A ideia é buscar renegociações, tentar conversar com as pessoas e negociar outras questões que não sejam a de demissões. Uma coisa é certa: a crise está aí, é complicada, mas passará. A partir disso, minha expectativa é de que a retomada dos negócios seja tão forte quanto a queda. Ao analisar a repercussão de crises na bolsa de valores, você perceberá que, quando as quedas foram drásticas, as retomadas também foram fortes. É bom estar preparado e, de preferência, com sua força de trabalho preservada, porque será necessário ter bastante gente para retomar o nível normal de atividade.
As medidas anunciadas pelo Ministério da Economia são suficientes para minimizar os efeitos da paralisação causada pelo coronavírus?
Não são suficientes. O governo terá de trabalhar fortemente no pacote de medidas. Entendo que ainda estão um pouco tímidas. Mas tenho fé, acredito muito no Guedes (Paulo, ministro da Economia). Ele está super envolvido na missão de ajudar a economia a se manter. Isso vai ser muito importante, é o comandante da área econômica. Acho que virão novas coisas. Estamos acompanhando o dia a dia. O mais urgente seria o acesso a linhas de crédito de longo prazo, com boa carência, para incentivar o mercado a continuar investindo nos negócios.
Empresários têm feito queixas relacionadas ao alto nível das taxas de juro no país.
O que está acontecendo no sistema bancário é o que costuma acontecer em todas as crises. Os bancos se retraem, e a maior defesa deles é o aumento nas taxas, embutindo o risco mais elevado. O que o governo precisa fazer é botar para funcionar os bancos estatais. Em bancos do setor privado, não acredito que teremos respostas para ajudar a economia. Pelo contrário, acho que vai piorar cada vez mais. Este é o momento em que as empresas estão muito preocupadas com sua própria saúde financeira. Mas muita gente também está precisando de ajuda.

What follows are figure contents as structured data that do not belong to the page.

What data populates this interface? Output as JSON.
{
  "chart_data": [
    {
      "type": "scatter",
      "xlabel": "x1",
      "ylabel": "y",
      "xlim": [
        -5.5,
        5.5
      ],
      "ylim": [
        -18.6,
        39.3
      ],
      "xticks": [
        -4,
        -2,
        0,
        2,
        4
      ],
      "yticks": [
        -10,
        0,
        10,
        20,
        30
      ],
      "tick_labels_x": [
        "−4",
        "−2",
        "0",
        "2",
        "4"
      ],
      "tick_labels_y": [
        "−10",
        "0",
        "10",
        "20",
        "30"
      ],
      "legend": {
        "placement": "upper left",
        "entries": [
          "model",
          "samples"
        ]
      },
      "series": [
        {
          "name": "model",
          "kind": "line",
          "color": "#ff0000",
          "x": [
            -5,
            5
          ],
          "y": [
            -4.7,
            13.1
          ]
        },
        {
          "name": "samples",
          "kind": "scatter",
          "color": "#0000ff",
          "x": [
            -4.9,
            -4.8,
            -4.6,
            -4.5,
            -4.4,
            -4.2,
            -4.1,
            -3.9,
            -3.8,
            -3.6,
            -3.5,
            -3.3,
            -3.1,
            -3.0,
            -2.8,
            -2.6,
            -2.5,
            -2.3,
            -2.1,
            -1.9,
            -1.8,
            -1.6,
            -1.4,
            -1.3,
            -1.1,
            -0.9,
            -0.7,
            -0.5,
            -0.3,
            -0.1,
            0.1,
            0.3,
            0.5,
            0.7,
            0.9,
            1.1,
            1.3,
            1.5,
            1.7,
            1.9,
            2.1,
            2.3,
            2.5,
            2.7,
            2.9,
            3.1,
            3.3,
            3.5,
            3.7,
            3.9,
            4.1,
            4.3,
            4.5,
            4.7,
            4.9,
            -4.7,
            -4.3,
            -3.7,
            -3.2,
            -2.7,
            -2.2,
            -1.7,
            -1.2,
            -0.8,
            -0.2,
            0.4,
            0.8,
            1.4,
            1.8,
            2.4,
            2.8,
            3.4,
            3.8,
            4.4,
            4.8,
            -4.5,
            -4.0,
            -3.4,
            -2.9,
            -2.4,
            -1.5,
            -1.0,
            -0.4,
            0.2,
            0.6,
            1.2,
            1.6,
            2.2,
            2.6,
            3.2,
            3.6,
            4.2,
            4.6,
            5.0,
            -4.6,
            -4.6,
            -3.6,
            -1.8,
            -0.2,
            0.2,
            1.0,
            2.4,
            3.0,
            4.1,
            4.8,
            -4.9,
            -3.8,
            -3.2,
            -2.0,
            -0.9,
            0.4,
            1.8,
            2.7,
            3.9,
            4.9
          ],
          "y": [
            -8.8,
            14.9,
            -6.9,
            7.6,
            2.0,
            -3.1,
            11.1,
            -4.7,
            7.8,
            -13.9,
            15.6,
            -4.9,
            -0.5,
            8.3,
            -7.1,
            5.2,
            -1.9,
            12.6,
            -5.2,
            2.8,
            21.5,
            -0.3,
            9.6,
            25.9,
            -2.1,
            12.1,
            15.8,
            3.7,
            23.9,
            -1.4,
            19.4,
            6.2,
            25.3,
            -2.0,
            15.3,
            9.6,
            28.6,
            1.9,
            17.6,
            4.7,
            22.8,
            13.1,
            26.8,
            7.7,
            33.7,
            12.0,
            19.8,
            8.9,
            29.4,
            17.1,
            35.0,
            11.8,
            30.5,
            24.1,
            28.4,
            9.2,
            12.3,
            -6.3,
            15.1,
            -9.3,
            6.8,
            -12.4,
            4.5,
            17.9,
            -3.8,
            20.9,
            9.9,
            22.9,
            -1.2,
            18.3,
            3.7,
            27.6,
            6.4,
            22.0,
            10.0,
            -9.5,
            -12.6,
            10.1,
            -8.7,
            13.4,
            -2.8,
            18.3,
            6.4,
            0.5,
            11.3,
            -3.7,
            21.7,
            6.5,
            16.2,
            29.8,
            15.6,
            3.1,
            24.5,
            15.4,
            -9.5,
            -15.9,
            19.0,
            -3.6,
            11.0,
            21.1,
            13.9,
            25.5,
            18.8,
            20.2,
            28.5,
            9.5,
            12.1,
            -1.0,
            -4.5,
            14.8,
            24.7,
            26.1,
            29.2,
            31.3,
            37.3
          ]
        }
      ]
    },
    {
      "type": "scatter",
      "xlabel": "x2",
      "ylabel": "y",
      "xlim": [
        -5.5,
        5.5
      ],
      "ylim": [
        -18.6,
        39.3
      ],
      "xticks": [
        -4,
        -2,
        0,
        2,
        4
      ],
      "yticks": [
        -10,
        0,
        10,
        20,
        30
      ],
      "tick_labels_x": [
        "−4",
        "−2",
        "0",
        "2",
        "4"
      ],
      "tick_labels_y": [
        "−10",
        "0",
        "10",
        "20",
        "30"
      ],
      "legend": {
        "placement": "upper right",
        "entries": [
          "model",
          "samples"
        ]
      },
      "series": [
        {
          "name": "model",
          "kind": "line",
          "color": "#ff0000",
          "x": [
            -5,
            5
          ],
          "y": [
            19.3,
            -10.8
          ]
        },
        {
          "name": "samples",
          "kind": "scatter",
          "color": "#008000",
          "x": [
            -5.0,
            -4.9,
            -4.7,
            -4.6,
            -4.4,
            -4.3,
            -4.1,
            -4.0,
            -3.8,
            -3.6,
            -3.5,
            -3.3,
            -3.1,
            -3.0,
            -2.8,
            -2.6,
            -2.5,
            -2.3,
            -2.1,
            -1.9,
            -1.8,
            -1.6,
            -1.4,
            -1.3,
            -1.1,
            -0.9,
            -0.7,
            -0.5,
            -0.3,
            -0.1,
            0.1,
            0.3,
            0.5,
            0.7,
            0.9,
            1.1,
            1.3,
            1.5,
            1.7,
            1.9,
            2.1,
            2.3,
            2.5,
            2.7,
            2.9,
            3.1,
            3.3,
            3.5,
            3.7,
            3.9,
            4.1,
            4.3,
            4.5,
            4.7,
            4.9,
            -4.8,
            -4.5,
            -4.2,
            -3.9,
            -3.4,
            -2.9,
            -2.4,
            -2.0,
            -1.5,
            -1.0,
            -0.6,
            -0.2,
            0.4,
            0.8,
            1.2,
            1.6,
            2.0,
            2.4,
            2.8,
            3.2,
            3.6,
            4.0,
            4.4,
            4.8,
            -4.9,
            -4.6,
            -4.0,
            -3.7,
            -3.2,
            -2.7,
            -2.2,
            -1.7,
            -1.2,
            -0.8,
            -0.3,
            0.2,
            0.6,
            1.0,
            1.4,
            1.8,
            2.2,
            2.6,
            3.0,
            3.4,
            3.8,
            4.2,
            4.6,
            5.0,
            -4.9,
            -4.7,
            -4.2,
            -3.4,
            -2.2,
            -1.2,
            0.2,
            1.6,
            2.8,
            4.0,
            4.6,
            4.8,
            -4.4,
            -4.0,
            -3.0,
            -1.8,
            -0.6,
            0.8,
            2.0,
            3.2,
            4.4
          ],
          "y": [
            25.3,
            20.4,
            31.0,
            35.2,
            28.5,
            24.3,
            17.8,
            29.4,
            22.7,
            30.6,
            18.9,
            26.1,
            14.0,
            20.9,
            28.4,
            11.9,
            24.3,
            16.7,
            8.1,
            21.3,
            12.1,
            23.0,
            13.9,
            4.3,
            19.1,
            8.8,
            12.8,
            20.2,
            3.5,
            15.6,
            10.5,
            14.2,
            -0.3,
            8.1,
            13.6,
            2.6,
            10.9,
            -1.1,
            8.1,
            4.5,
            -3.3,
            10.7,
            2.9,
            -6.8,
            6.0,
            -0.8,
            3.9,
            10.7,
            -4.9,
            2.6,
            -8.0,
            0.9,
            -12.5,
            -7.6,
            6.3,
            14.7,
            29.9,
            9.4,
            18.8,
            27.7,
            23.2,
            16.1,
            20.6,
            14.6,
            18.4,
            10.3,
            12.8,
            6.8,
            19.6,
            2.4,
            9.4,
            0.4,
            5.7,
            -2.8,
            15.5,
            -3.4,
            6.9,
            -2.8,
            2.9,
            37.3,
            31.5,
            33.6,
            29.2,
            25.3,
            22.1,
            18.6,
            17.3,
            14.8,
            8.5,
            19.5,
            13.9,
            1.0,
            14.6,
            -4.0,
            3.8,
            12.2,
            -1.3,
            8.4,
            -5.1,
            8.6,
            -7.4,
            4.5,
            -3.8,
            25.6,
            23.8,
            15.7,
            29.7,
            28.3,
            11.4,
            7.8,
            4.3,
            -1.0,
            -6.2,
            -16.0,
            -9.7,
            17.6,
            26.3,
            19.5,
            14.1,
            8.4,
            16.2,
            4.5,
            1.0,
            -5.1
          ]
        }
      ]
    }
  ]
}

Como as empresas podem contribuir?
Acho que é nosso papel contribuir. Na sua comunidade, com a quantidade de recursos possível, o empresário tem o papel de ajudar as pessoas. Não podemos esquecer que tem muita gente perdendo emprego, tem muita gente que está ficando em casa. São profissionais liberais que não conseguem exercer suas atividades. Fizemos doações para entidades assistenciais. Uma grande preocupação nossa é contribuir para que o sistema de saúde não entre em colapso. Temos procurado doar equipamentos. Já repassamos em torno de 900 máscaras, além de óculos de proteção. Estamos criando parceria com a UCS (Universidade de Caxias do Sul) para projeto de fabricação de respiradores artificiais. Já doamos mais de duas toneladas de alimentos a entidades. Entendo que esse seja um papel importante das empresas. É parte de nossa obrigação evitar caos ainda maior.